By Mari Devereaux
In journalism, finding even the smallest bit of information can lead to an investigative project that requires hundreds of files and dozens of Freedom of Information Act (FOIA) requests.
That was the consensus Saturday as several investigative reporters discussed how to use and keep track of FOIA requests for “long haul” stories that can take months or even years to complete.
Greg Pratt, a city hall reporter at the Chicago Tribune, said the first step in undertaking any story of this type is being proactive about finding the information, training government officials to be responsive to FOIA requests and nagging people repeatedly when they are not.
“You have to be asking for things, and you need to be challenging things,” Pratt said.
Lauren FitzPatrick, an investigative reporter at the Chicago Sun-Times, said whenever she is beginning a long-form story, she makes a master list of the specific information she needs, where that information will come from, what knowledge she already has and what she will do next.
FitzPatrick said common FOIA requests she makes are for individuals’ contact information, the names of major industry or company players, personal calendars and ethics filings.
Cecilia Reyes, an investigative reporter at the Chicago Tribune, said sometimes she interviews sources just to get an idea of what paperwork they are generating on a daily basis that could be requested under FOIA.
Whether one is covering politics, health or another topic, FitzPatrick said they should file several FOIAs every week and hoard records to get a good sense of what is normal so they can tell the second something goes wrong.
“You don’t have to be a full-time investigator to do these kinds of stories,” FitzPatrick said. “You just have to stay organized.”

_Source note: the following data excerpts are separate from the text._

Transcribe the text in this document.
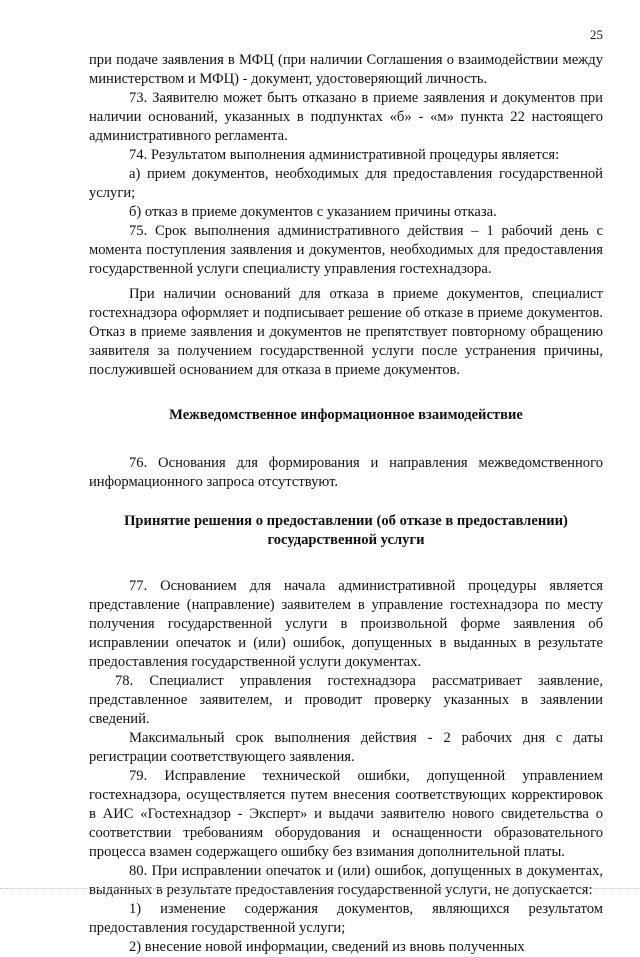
25

при подаче заявления в МФЦ (при наличии Соглашения о взаимодействии между министерством и МФЦ) - документ, удостоверяющий личность.

73. Заявителю может быть отказано в приеме заявления и документов при наличии оснований, указанных в подпунктах «б» - «м» пункта 22 настоящего административного регламента.

74. Результатом выполнения административной процедуры является:

а) прием документов, необходимых для предоставления государственной услуги;

б) отказ в приеме документов с указанием причины отказа.

75. Срок выполнения административного действия – 1 рабочий день с момента поступления заявления и документов, необходимых для предоставления государственной услуги специалисту управления гостехнадзора.

При наличии оснований для отказа в приеме документов, специалист гостехнадзора оформляет и подписывает решение об отказе в приеме документов. Отказ в приеме заявления и документов не препятствует повторному обращению заявителя за получением государственной услуги после устранения причины, послужившей основанием для отказа в приеме документов.

Межведомственное информационное взаимодействие

76. Основания для формирования и направления межведомственного информационного запроса отсутствуют.

Принятие решения о предоставлении (об отказе в предоставлении) государственной услуги

77. Основанием для начала административной процедуры является представление (направление) заявителем в управление гостехнадзора по месту получения государственной услуги в произвольной форме заявления об исправлении опечаток и (или) ошибок, допущенных в выданных в результате предоставления государственной услуги документах.

78. Специалист управления гостехнадзора рассматривает заявление, представленное заявителем, и проводит проверку указанных в заявлении сведений.

Максимальный срок выполнения действия - 2 рабочих дня с даты регистрации соответствующего заявления.

79. Исправление технической ошибки, допущенной управлением гостехнадзора, осуществляется путем внесения соответствующих корректировок в АИС «Гостехнадзор - Эксперт» и выдачи заявителю нового свидетельства о соответствии требованиям оборудования и оснащенности образовательного процесса взамен содержащего ошибку без взимания дополнительной платы.

80. При исправлении опечаток и (или) ошибок, допущенных в документах, выданных в результате предоставления государственной услуги, не допускается:

1) изменение содержания документов, являющихся результатом предоставления государственной услуги;

2) внесение новой информации, сведений из вновь полученных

Madison Hopkins, an investigative reporter at the Better Government Association, said her organizational system consists of a spreadsheet with each FOIA request’s identification number, agency contacted, request date and specific request made, as well as the status of the request and its final due date, so no files get lost amid all the projects she is working on.
Reyes said she recommends establishing a relationship with FOIA officers and reminding them how many times they have been contacted about a certain request to help speed up the process.
For reporters who are stuck on a story, FitzPatrick said to call an adviser, tipster or expert for advice. Reporters also can narrow their FOIA request, making it more specific. They also should contact an agency’s department head if deadlines to produce documents are missed, she said.
“Don’t forget why you want to do the story when you can’t get your hands on anything and everybody is pretending COVID is the reason they won’t give you the records,” FitzPatrick said. “You probably have deeper reasons for why the story is important to you.”